Another care worker told about how she began to understand patients with poor verbal language.
We try to read their body language. Perhaps she is in pain . . . sometimes she can tell us . . . other times we get no answer.
Sometimes the care workers saw the behavior as a response to a critical situation—“because he is vulnerable he becomes angry.” As the study progressed, researchers began to observe changes in the care provider’s attitudes and approach to activities. They noted that when the caregivers experienced a situation as challenging, they more frequently started to reflect on the patients’ needs (Lykkeslet et al., 2014).
Mrs. Del Rio at Night
Mrs. Del Rio has moderate dementia and lives at home with 24-hour care from family members and a caregiver. She is often incontinent of urine at night and has been wearing a diaper for the last year when she is in bed. Her daughters usually have to change her diaper once or twice each night and occasionally need to change wet sheets if Mrs. Del Rio takes her diaper off at night. They keep a spare set of sheets and a pad handy just in case.
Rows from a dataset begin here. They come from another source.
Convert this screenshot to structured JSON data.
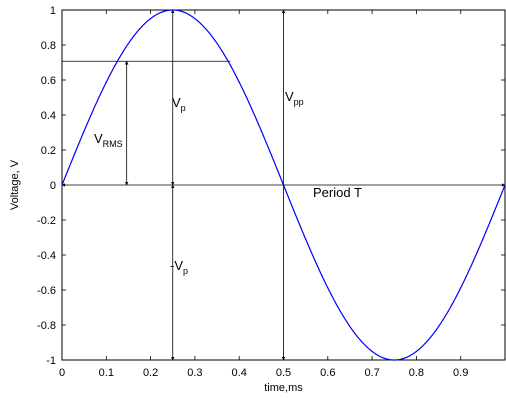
{
  "chart_data": {
    "type": "line",
    "xlabel": "time,ms",
    "ylabel": "Voltage, V",
    "xlim": [
      0,
      1
    ],
    "ylim": [
      -1,
      1
    ],
    "xticks": [
      0,
      0.1,
      0.2,
      0.3,
      0.4,
      0.5,
      0.6,
      0.7,
      0.8,
      0.9
    ],
    "xtick_labels": [
      "0",
      "0.1",
      "0.2",
      "0.3",
      "0.4",
      "0.5",
      "0.6",
      "0.7",
      "0.8",
      "0.9"
    ],
    "yticks": [
      1,
      0.8,
      0.6,
      0.4,
      0.2,
      0,
      -0.2,
      -0.4,
      -0.6,
      -0.8,
      -1
    ],
    "ytick_labels": [
      "1",
      "0.8",
      "0.6",
      "0.4",
      "0.2",
      "0",
      "-0.2",
      "-0.4",
      "-0.6",
      "-0.8",
      "-1"
    ],
    "grid": false,
    "series": [
      {
        "function": "sin(2*pi*t)",
        "period_ms": 1,
        "amplitude": 1,
        "color": "#0000ff",
        "x": [
          0,
          0.05,
          0.1,
          0.15,
          0.2,
          0.25,
          0.3,
          0.35,
          0.4,
          0.45,
          0.5,
          0.55,
          0.6,
          0.65,
          0.7,
          0.75,
          0.8,
          0.85,
          0.9,
          0.95,
          1.0
        ],
        "y": [
          0,
          0.309,
          0.588,
          0.809,
          0.951,
          1,
          0.951,
          0.809,
          0.588,
          0.309,
          0,
          -0.309,
          -0.588,
          -0.809,
          -0.951,
          -1,
          -0.951,
          -0.809,
          -0.588,
          -0.309,
          0
        ]
      }
    ],
    "annotations": {
      "vrms": {
        "main": "V",
        "sub": "RMS",
        "x": 0.146,
        "y_from": 0,
        "y_to": 0.707,
        "hline_x_to": 0.38
      },
      "vp": {
        "main": "V",
        "sub": "p",
        "x": 0.25,
        "y_from": 0,
        "y_to": 1
      },
      "neg_vp": {
        "main": "-V",
        "sub": "p",
        "x": 0.25,
        "y_from": 0,
        "y_to": -1
      },
      "vpp": {
        "main": "V",
        "sub": "pp",
        "x": 0.5,
        "y_from": -1,
        "y_to": 1
      },
      "period": {
        "text": "Period T",
        "x_from": 0,
        "x_to": 1,
        "y": 0
      }
    },
    "annotation_color": "#000000",
    "axis_color": "#000000"
  }
}
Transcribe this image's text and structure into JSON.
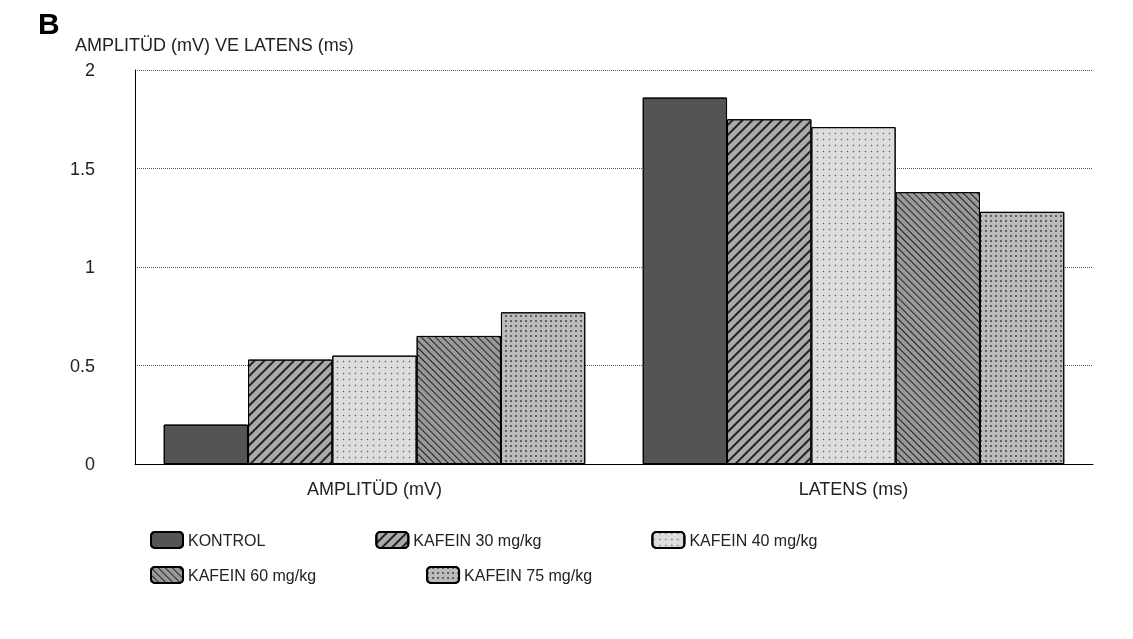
{
  "chart_data": {
    "type": "bar",
    "ylabel": "AMPLITÜD (mV) VE LATENS (ms)",
    "annotations": [
      "B"
    ],
    "categories": [
      "AMPLITÜD (mV)",
      "LATENS (ms)"
    ],
    "series": [
      {
        "name": "KONTROL",
        "color": "#555555",
        "values": [
          0.2,
          1.86
        ]
      },
      {
        "name": "KAFEIN 30 mg/kg",
        "color": "#aaaaaa",
        "values": [
          0.53,
          1.75
        ]
      },
      {
        "name": "KAFEIN 40 mg/kg",
        "color": "#dddddd",
        "values": [
          0.55,
          1.71
        ]
      },
      {
        "name": "KAFEIN 60 mg/kg",
        "color": "#999999",
        "values": [
          0.65,
          1.38
        ]
      },
      {
        "name": "KAFEIN 75 mg/kg",
        "color": "#bbbbbb",
        "values": [
          0.77,
          1.28
        ]
      }
    ],
    "ylim": [
      0,
      2
    ],
    "yticks": [
      0,
      0.5,
      1,
      1.5,
      2
    ],
    "grid": "y",
    "legend": "bottom"
  }
}
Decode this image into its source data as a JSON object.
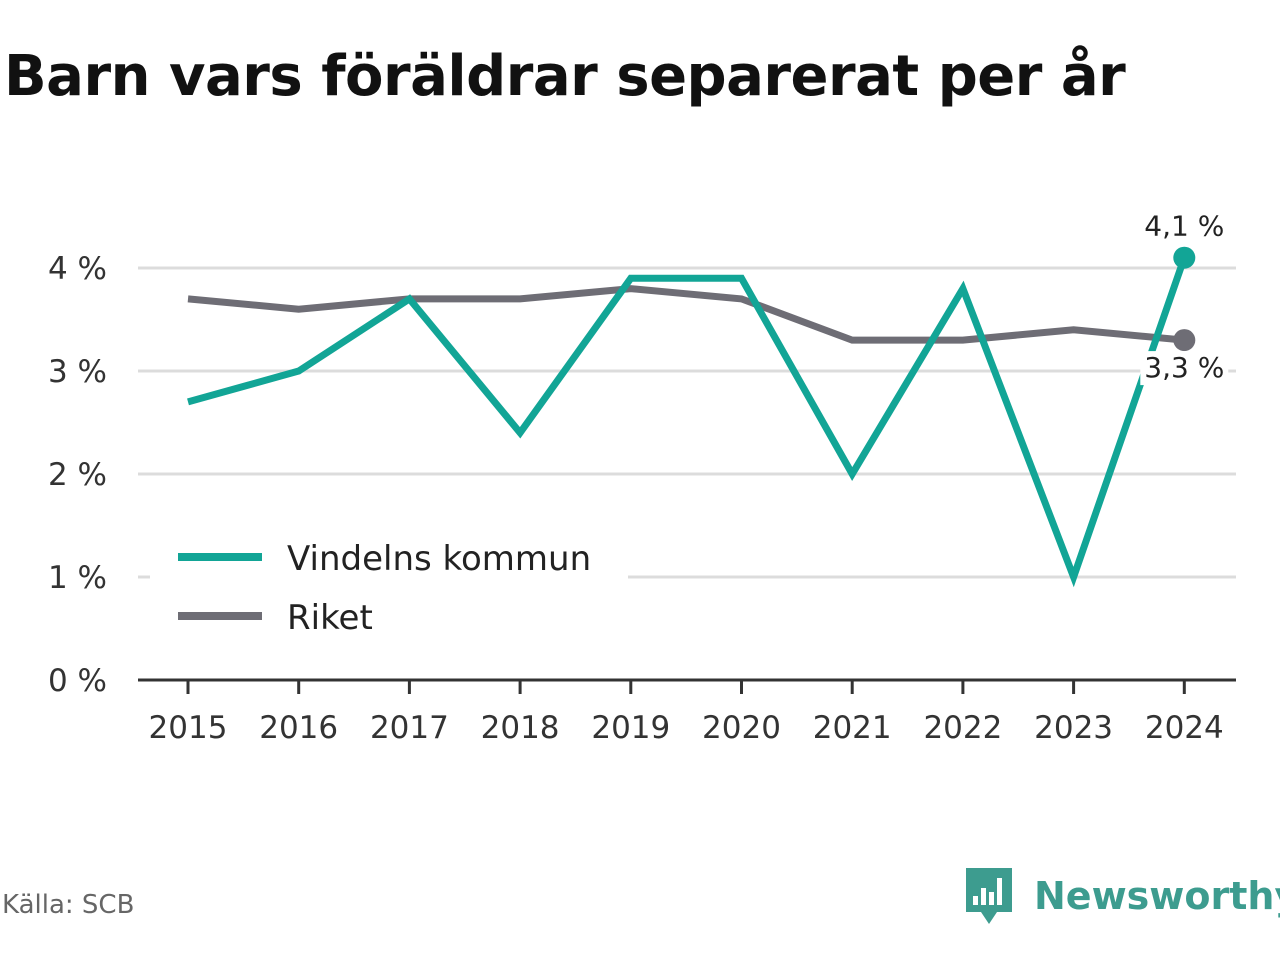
{
  "title": "Barn vars föräldrar separerat per år",
  "source": "Källa: SCB",
  "brand": {
    "name": "Newsworthy",
    "icon": "newsworthy-logo-icon"
  },
  "colors": {
    "accent": "#12a596",
    "national": "#6e6d75",
    "grid": "#dcdcdc",
    "axis": "#333333"
  },
  "chart_data": {
    "type": "line",
    "title": "Barn vars föräldrar separerat per år",
    "x": [
      "2015",
      "2016",
      "2017",
      "2018",
      "2019",
      "2020",
      "2021",
      "2022",
      "2023",
      "2024"
    ],
    "series": [
      {
        "name": "Vindelns kommun",
        "values": [
          2.7,
          3.0,
          3.7,
          2.4,
          3.9,
          3.9,
          2.0,
          3.8,
          1.0,
          4.1
        ]
      },
      {
        "name": "Riket",
        "values": [
          3.7,
          3.6,
          3.7,
          3.7,
          3.8,
          3.7,
          3.3,
          3.3,
          3.4,
          3.3
        ]
      }
    ],
    "y_ticks": [
      "0 %",
      "1 %",
      "2 %",
      "3 %",
      "4 %"
    ],
    "ylim": [
      0,
      4.1
    ],
    "end_labels": [
      "4,1 %",
      "3,3 %"
    ],
    "grid": true,
    "legend_position": "bottom-left"
  }
}
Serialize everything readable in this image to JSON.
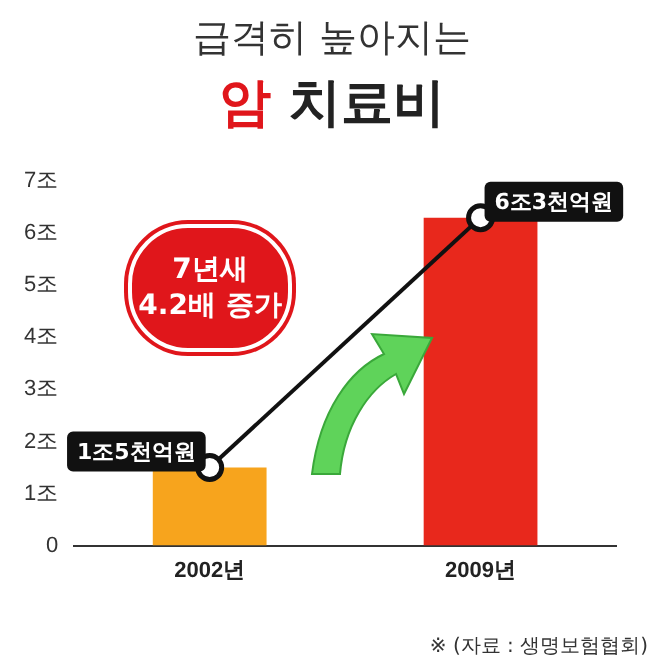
{
  "chart_data": {
    "type": "bar",
    "title": "급격히 높아지는",
    "subtitle": "암 치료비",
    "categories": [
      "2002년",
      "2009년"
    ],
    "series": [
      {
        "colors": [
          "#f7a41d",
          "#e8281c"
        ],
        "values": [
          1.5,
          6.3
        ]
      },
      {
        "type": "line",
        "color": "#111111",
        "values": [
          1.5,
          6.3
        ],
        "marker": "circle",
        "value_labels": [
          "1조5천억원",
          "6조3천억원"
        ]
      }
    ],
    "ylim": [
      0,
      7
    ],
    "yticks": [
      0,
      {
        "value": 1,
        "label": "1조"
      },
      {
        "value": 2,
        "label": "2조"
      },
      {
        "value": 3,
        "label": "3조"
      },
      {
        "value": 4,
        "label": "4조"
      },
      {
        "value": 5,
        "label": "5조"
      },
      {
        "value": 6,
        "label": "6조"
      },
      {
        "value": 7,
        "label": "7조"
      }
    ],
    "grid": false,
    "legend": false,
    "annotations": [
      "7년새 4.2배 증가",
      "※ (자료 : 생명보험협회)"
    ]
  }
}
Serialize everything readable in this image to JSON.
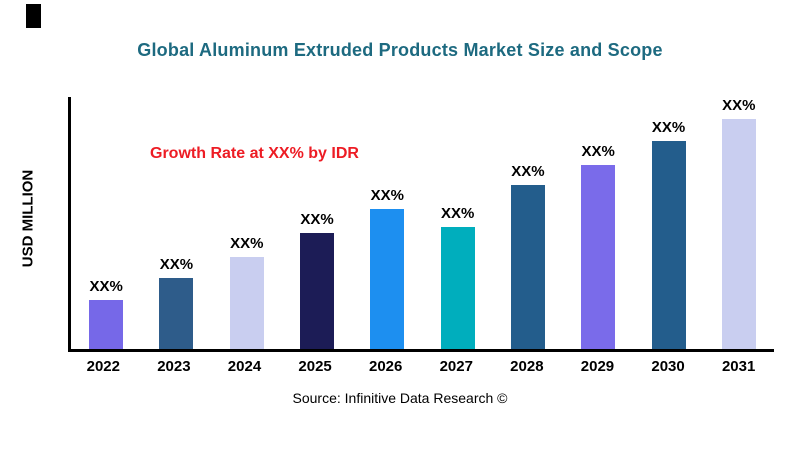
{
  "title": "Global Aluminum Extruded Products  Market Size and Scope",
  "title_color": "#1d6a80",
  "annotation": {
    "text": "Growth Rate at XX% by IDR",
    "color": "#ed1c24"
  },
  "source_text": "Source: Infinitive Data Research ©",
  "chart_data": {
    "type": "bar",
    "title": "Global Aluminum Extruded Products  Market Size and Scope",
    "xlabel": "",
    "ylabel": "USD MILLION",
    "categories": [
      "2022",
      "2023",
      "2024",
      "2025",
      "2026",
      "2027",
      "2028",
      "2029",
      "2030",
      "2031"
    ],
    "values": [
      49,
      71,
      92,
      116,
      140,
      122,
      164,
      184,
      208,
      232
    ],
    "value_labels": [
      "XX%",
      "XX%",
      "XX%",
      "XX%",
      "XX%",
      "XX%",
      "XX%",
      "XX%",
      "XX%",
      "XX%"
    ],
    "bar_colors": [
      "#7668e8",
      "#2e5c8a",
      "#c9cef0",
      "#1c1c56",
      "#1d8ff0",
      "#00aebd",
      "#235d8c",
      "#7a6bea",
      "#235d8c",
      "#c9cef0"
    ],
    "ylim": [
      0,
      255
    ],
    "grid": false,
    "legend": "none",
    "annotations": [
      "Growth Rate at XX% by IDR"
    ]
  }
}
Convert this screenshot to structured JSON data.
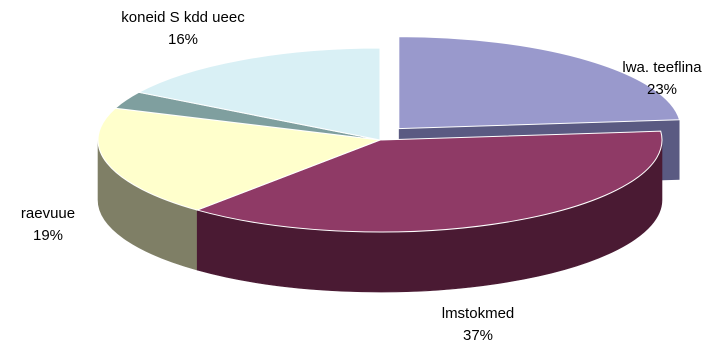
{
  "chart_data": {
    "type": "pie",
    "variant": "3d-exploded",
    "slices": [
      {
        "label": "lwa. teeflina",
        "pct_label": "23%",
        "value": 23,
        "color": "#9999cc",
        "side_color": "#5a5a82",
        "exploded": true
      },
      {
        "label": "lmstokmed",
        "pct_label": "37%",
        "value": 37,
        "color": "#8f3a66",
        "side_color": "#4a1a33",
        "exploded": false
      },
      {
        "label": "raevuue",
        "pct_label": "19%",
        "value": 19,
        "color": "#ffffcc",
        "side_color": "#7f7f66",
        "exploded": false
      },
      {
        "label": "",
        "pct_label": "",
        "value": 3,
        "color": "#7f9f9f",
        "side_color": "#4a6262",
        "exploded": false
      },
      {
        "label": "koneid S kdd ueec",
        "pct_label": "16%",
        "value": 16,
        "color": "#d9f0f5",
        "side_color": "#8fa8ad",
        "exploded": false
      }
    ]
  }
}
Antecedent: One night Mrs. Del Rio’s daughter is helping her mom get ready for bed. She bends over to help her mother put on the diaper but her mother gets very angry and shouts, “I despise that thing, I won’t wear it” and pushes it away. Her daughter explains the need to wear the diaper at night to keep from peeing in her bed. She also gets angry at her mother, thinking of her own fatigue and lost sleep when faced with the prospect of stripping a wet bed in the middle of the night. Mrs. Del Rio again refuses the diaper and climbs into bed.
Behavior: Mrs. Del Rio’s daughter is confused—her mother has never refused the diaper before. She is worried that her mother’s dementia is getting worse. She checks back in about an hour and slips a diaper onto Mrs. Del Rio while she is sleeping. A little while later she hears Mrs. Del Rio getting up to the bathroom and goes in to help her. She has torn off the diaper and angrily throws it to the ground. “I despise that thing and I won’t wear it” her mother yells. Her bed is also wet.
Consequence: When her mother wets the bed her daughter awakens fully and has a hard time getting back to sleep. She already gets up 2 to 3 times per night to check on her mother and can’t imagine losing even more sleep. Sometimes she awakens and finds her mom asleep in a wet bed and very cold. Her mother has frequent urinary tract infections and her daughters are making a concerted effort to keep Mrs. Del Rio clean and dry.
Discussion: Mrs. Del Rio’s daughter tries to figure out what has changed. Her mother is usually easy to deal with and understands the reason for the diaper. After a little thinking she realizes that her mother might not like the new diapers she recently bought. They are too tight and chafe her mother’s skin. She offers a slightly larger, softer diaper to her mother who replies, “Yes, thank you—that’s much better. I love you” as she happily pulls up the diaper and climbs back in bed. In the morning both the diaper and the bed are completely dry. Mrs. Del Rio never complains about the diaper again.